Thankfully, the reviewer came back with NO changes so all it cost was a few days’ pause and a little uncertainty. But that’s the kind of mishap to throw off a project’s budget with an extra session fee ending up on the invoice.
Of course, these things are going to happen. There will be missed emails or last minute changes, and we’re all just going to deal with them like the delightful professional voiceover darlings we are. But it only takes a little question or two to avoid them MOST of the time:
- Ask “is this the final script, or shall I wait to hear back from you?” before a self-directed recording.

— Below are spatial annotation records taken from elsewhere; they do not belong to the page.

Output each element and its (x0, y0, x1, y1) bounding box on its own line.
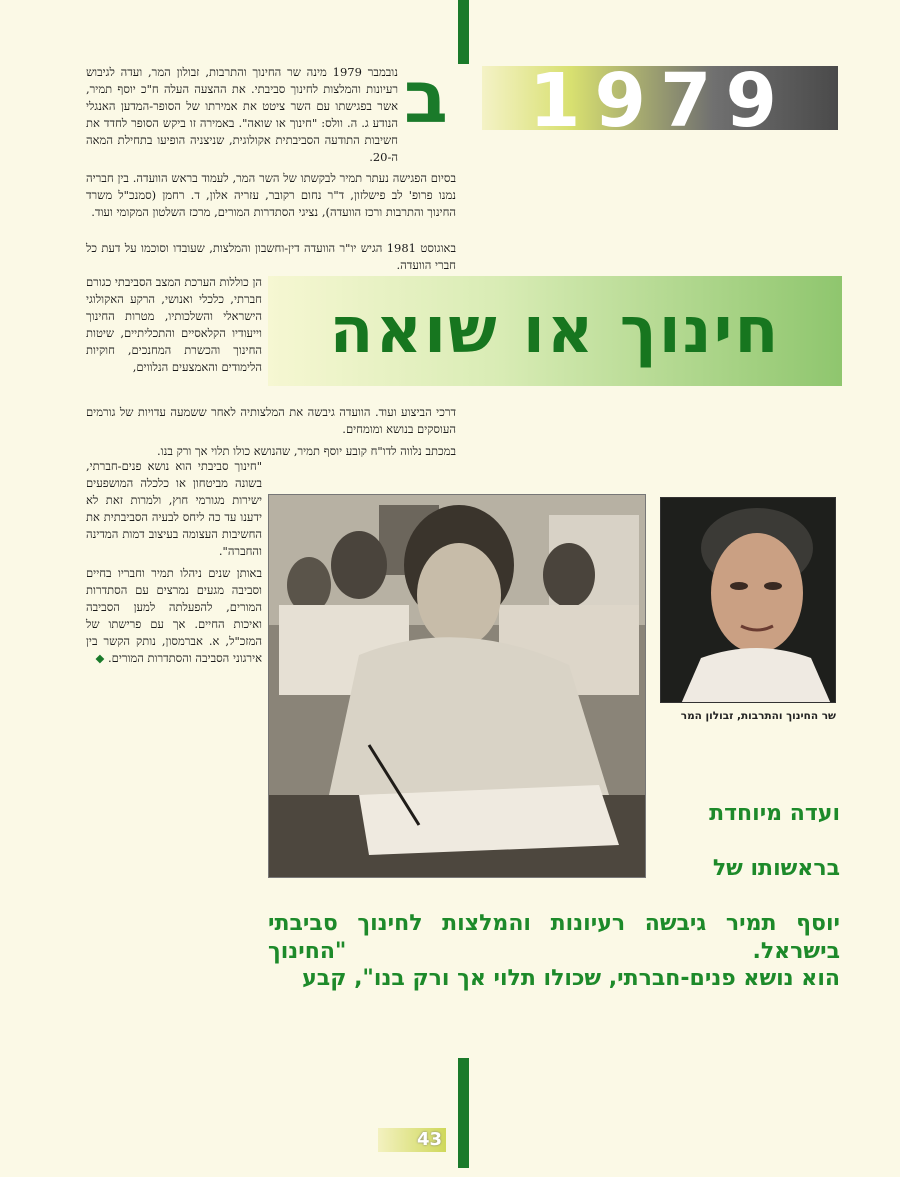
headline-box (268, 276, 842, 386)
end-diamond-icon: ◆ (95, 651, 105, 665)
portrait-photo (660, 497, 836, 703)
bottom-green-rule (458, 1058, 469, 1168)
headline: חינוך או שואה (329, 294, 781, 368)
pull-quote-line-1: ועדה מיוחדת (709, 801, 840, 826)
pull-quote-line-4: הוא נושא פנים-חברתי, שכולו תלוי אך ורק בנו", קבע (302, 966, 840, 991)
paragraph-4-cont-text: "חינוך סביבתי הוא נושא פנים-חברתי, בשונה מביטחון או כלכלה המושפעים ישירות מגורמי חוץ, ולמרות זאת לא ידענו עד כה ליחס לבעיה הסביבתית את החשיבות העצומה בעיצוב דמות המדינה והחברה". (86, 459, 262, 558)
paragraph-2-text: בסיום הפגישה נעתר תמיר לבקשתו של השר המר, לעמוד בראש הוועדה. בין חבריה נמנו פרופ' לב פישלזון, ד"ר נחום רקובר, עזריה אלון, ד. רחמן (סמנכ"ל משרד החינוך והתרבות ורכז הוועדה), נציגי הסתדרות המורים, מרכז השלטון המקומי ועוד. (86, 171, 456, 219)
pull-quote-line-2: בראשותו של (712, 856, 840, 881)
paragraph-3-end-text: דרכי הביצוע ועוד. הוועדה גיבשה את המלצותיה לאחר ששמעה עדויות של גורמים העוסקים בנושא ומומחים. (86, 405, 456, 436)
year-text: 1979 (529, 66, 791, 130)
portrait-photo-icon (661, 498, 836, 703)
top-green-rule (458, 0, 469, 64)
paragraph-1-text: נובמבר 1979 מינה שר החינוך והתרבות, זבולון המר, ועדה לגיבוש רעיונות והמלצות לחינוך סביבתי. את ההצעה העלה ח"כ יוסף תמיר, אשר בפגישתו עם השר ציטט את אמירתו של הסופר-המדען האנגלי הנודע ג. ה. וולס: "חינוך או שואה". באמירה זו ביקש הסופר לחדד את חשיבות התודעה הסביבתית אקולוגית, שניצניה הופיעו בתחילת המאה ה-20. (86, 65, 398, 164)
classroom-photo (268, 494, 646, 878)
paragraph-4-5 (86, 458, 262, 672)
paragraph-3-start-text: באוגוסט 1981 הגיש יו"ר הוועדה דין-וחשבון והמלצות, שעובדו וסוכמו על דעת כל חברי הוועדה. (86, 241, 456, 272)
paragraph-1 (86, 64, 398, 171)
portrait-caption: שר החינוך והתרבות, זבולון המר (680, 710, 836, 722)
classroom-photo-icon (269, 495, 646, 878)
paragraph-3-continued (86, 274, 262, 381)
page-number: 43 (378, 1128, 446, 1152)
paragraph-2 (86, 170, 456, 226)
paragraph-3-cont-text: הן כוללות הערכת המצב הסביבתי כגורם חברתי, כלכלי ואנושי, הרקע האקולוגי הישראלי והשלכותיו, מטרות החינוך וייעודיו הקלאסיים והתכליתיים, שיטות החינוך והכשרת המחנכים, חוקיות הלימודים והאמצעים הנלווים, (86, 275, 262, 374)
pull-quote-line-3: יוסף תמיר גיבשה רעיונות והמלצות לחינוך סביבתי בישראל. "החינוך (268, 911, 840, 964)
drop-cap: ב (404, 55, 448, 139)
year-banner (482, 66, 838, 130)
paragraph-3-end (86, 404, 456, 465)
paragraph-5-text: באותן שנים ניהלו תמיר וחבריו בחיים וסביבה מגעים נמרצים עם הסתדרות המורים, להפעלתה למען הסביבה ואיכות החיים. אך עם פרישתו של המזכ"ל, א. אברמסון, נותק הקשר בין אירגוני הסביבה והסתדרות המורים. ◆ (86, 566, 262, 665)
paragraph-4-start-text: במכתב נלווה לדו"ח קובע יוסף תמיר, שהנושא כולו תלוי אך ורק בנו. (157, 444, 456, 458)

- Confirm before or at the beginning of a live session “the file I have is xyz.doc, is that the correct one?”
Easy-peasy!
In the comments, I would love to hear the most ridiculous VO script file name you’ve seen! How many variations were there? 😂
Man I don’t remember file names but this has totally happened. And it’s irritating, for sure. Ultimately, my contract covers new session fees and rerecord fees due to client or script errors. It all adds up. I don’t mind rerecording them in self-record sessions as long as I’m getting paid, but I just hate to see a good client incur so much more expense than necessary.
HOWEVER, that being said (which is what “however” means, so that was dumb and redundant, please strike that)….I detest it when clients have no respect for your time and wearing you out due to lack of preparation with that classic “Um, meanwhile, let’s just do a version of each.”. That is utter BS and makes me want to squeeze small animals. I’m trying to get your script done here and I can’t be stuck in my studio being pulled in five different directions with eight people telling me what to do, and then do it all over again because you didn’t plan and you don’t know what you’re doing. We may as well record the Gettysburg Address while we’re at it, just so you can have it, you know, just in case the script gets changed entirely to that, because #insanity.
Failure to plan is planning to fail. Count me out of that losing proposition.
😂😂😂 One can never have too many emergency backup versions of the Gettysburg Address!
Yep, always gotta cover your bases (or really, it’s other people’s bases sometimes!) by having this stuff in the contract upfront. Thankfully, most of my fabulous clients wouldn’t even dream of arguing about remunerating that extra time spent re-recording!